Are people still doing LSD? Haven't you figured out the lesson you're supposed to learn from that one yet?
Expand your mind and open your eyes to more than just the physical world.
Here's a thought... chaos theory, it's wonderful. Entropy as an equation. Constant change. Even chaos has a beginning though. It must start somewhere, hence the big-bang.... now an off-shoot of chaos theory is fractal geometry. In Fractal geometry there is a concept call the Strange Attractor. The Strange Attractor is what determines the 'shape' of the fractal. An intelligent person can define the strange attactor of a fractal and determine the general shape of a fractal set to the nth iteration, such as the Mandelbrot set or any of the other known sets of equations that are popular for their beauty. Think about that for a few minutes... chaos can be shaped by the equation, aka variable set, that originally seeded it into being and over many iterations it will take on a predetermined 'form' while still maintaining chaotic entropy ad infinitum.
Now that's what I like to think of when I cogitate on Intelligent Design.
SO you're saying that the Vatican has nothing to say on the matter?
I think older Europeans probably do care, specifically those who haven't taken up aetheism, which means it's a minority but still enough to make you incorrect.
Europeans haven't questioned anything in decades... they just go about their lives working on stuff the rest of the world started... sometimes with more effective results sometimes less effective but rarely do they do anything new or different anymore.
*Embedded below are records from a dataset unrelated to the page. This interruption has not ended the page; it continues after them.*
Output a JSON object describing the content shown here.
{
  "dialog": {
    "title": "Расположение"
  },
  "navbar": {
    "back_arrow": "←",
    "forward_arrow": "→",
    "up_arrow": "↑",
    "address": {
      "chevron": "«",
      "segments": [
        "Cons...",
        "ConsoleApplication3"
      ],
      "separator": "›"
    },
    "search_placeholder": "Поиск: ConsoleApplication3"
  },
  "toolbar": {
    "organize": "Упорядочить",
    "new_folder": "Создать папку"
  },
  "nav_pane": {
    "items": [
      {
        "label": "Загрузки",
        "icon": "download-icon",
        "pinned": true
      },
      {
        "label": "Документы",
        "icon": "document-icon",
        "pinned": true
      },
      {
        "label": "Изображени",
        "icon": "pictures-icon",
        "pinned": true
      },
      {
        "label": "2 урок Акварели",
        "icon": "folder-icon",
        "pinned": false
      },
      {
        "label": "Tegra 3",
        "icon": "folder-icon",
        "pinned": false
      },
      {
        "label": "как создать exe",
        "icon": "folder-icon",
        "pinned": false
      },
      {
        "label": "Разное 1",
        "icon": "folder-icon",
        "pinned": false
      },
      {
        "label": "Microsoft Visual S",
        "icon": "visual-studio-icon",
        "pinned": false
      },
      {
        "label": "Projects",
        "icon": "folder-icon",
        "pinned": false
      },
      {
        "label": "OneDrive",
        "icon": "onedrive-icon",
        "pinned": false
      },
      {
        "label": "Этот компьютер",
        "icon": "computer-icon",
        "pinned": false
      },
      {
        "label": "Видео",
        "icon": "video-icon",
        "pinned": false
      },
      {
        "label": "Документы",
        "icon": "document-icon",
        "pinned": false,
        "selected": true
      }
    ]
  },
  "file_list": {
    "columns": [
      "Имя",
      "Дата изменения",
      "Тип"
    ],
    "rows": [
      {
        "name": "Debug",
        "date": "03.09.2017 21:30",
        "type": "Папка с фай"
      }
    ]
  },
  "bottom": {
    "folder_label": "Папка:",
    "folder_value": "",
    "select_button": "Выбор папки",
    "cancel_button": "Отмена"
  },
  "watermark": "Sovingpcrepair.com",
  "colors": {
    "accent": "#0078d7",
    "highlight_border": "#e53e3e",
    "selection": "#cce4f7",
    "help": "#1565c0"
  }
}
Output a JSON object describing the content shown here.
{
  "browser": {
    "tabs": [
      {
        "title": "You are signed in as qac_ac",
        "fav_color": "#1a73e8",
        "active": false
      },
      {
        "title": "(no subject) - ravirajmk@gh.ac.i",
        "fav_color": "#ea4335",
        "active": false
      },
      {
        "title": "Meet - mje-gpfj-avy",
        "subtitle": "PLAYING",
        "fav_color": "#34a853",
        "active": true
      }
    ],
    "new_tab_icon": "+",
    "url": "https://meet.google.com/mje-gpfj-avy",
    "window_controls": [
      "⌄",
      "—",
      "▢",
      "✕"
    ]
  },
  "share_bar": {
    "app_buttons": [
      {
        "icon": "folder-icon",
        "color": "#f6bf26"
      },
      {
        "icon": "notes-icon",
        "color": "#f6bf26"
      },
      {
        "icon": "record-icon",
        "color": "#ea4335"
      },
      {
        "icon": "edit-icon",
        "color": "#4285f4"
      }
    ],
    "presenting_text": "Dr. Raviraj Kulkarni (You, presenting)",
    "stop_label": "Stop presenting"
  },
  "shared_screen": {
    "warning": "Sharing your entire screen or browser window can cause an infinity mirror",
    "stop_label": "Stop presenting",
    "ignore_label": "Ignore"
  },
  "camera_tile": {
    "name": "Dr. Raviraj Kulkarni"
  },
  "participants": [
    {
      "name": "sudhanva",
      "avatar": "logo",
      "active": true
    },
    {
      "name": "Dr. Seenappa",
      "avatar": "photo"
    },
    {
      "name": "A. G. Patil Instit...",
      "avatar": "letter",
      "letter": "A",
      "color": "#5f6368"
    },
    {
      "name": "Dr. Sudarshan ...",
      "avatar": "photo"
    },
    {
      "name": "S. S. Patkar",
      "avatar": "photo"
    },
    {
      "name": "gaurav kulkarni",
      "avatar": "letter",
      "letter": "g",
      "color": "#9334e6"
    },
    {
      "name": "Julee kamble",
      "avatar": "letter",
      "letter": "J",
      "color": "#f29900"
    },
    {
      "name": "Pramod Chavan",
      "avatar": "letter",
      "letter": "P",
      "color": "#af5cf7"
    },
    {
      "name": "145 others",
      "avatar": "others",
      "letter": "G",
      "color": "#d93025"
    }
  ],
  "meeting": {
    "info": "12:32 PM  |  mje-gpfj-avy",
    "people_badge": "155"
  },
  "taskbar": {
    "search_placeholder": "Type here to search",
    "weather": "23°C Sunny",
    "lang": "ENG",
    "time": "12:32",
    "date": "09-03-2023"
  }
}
Why so stuck in a rut Europe? Is socialism really that satisfying? Don't you ever want to be first again? I mean first in something other than protesting change or jumping on the bandwagon..
Hmmm while I appreciate and agree with all you say here.... Christians can't be Christians if they don't believe that the words of the Bible were inspired by God or God via Jesus, and by inspired I mean he 'filled them with the words' type inspired.. not 'and they had a good idea' inspired.
So I'll rephrase your comment for accuracy....
"Christians should face the fact that Genesis was written by a bunch of God inspired sheep herders (and fisherman and carpenters and former tax collectors) who lived in a semi-arid region near an inland sea, who didn't have the terminology available to them to describe the Words of God in such a way that us modern science-cultured people could interpret as equitable with the Newtonian and non-Wholistic (aka western) beliefs we have come to agree upon."
Whoops, sorry I was thinking of GO, which is a war strategy game... my mistake.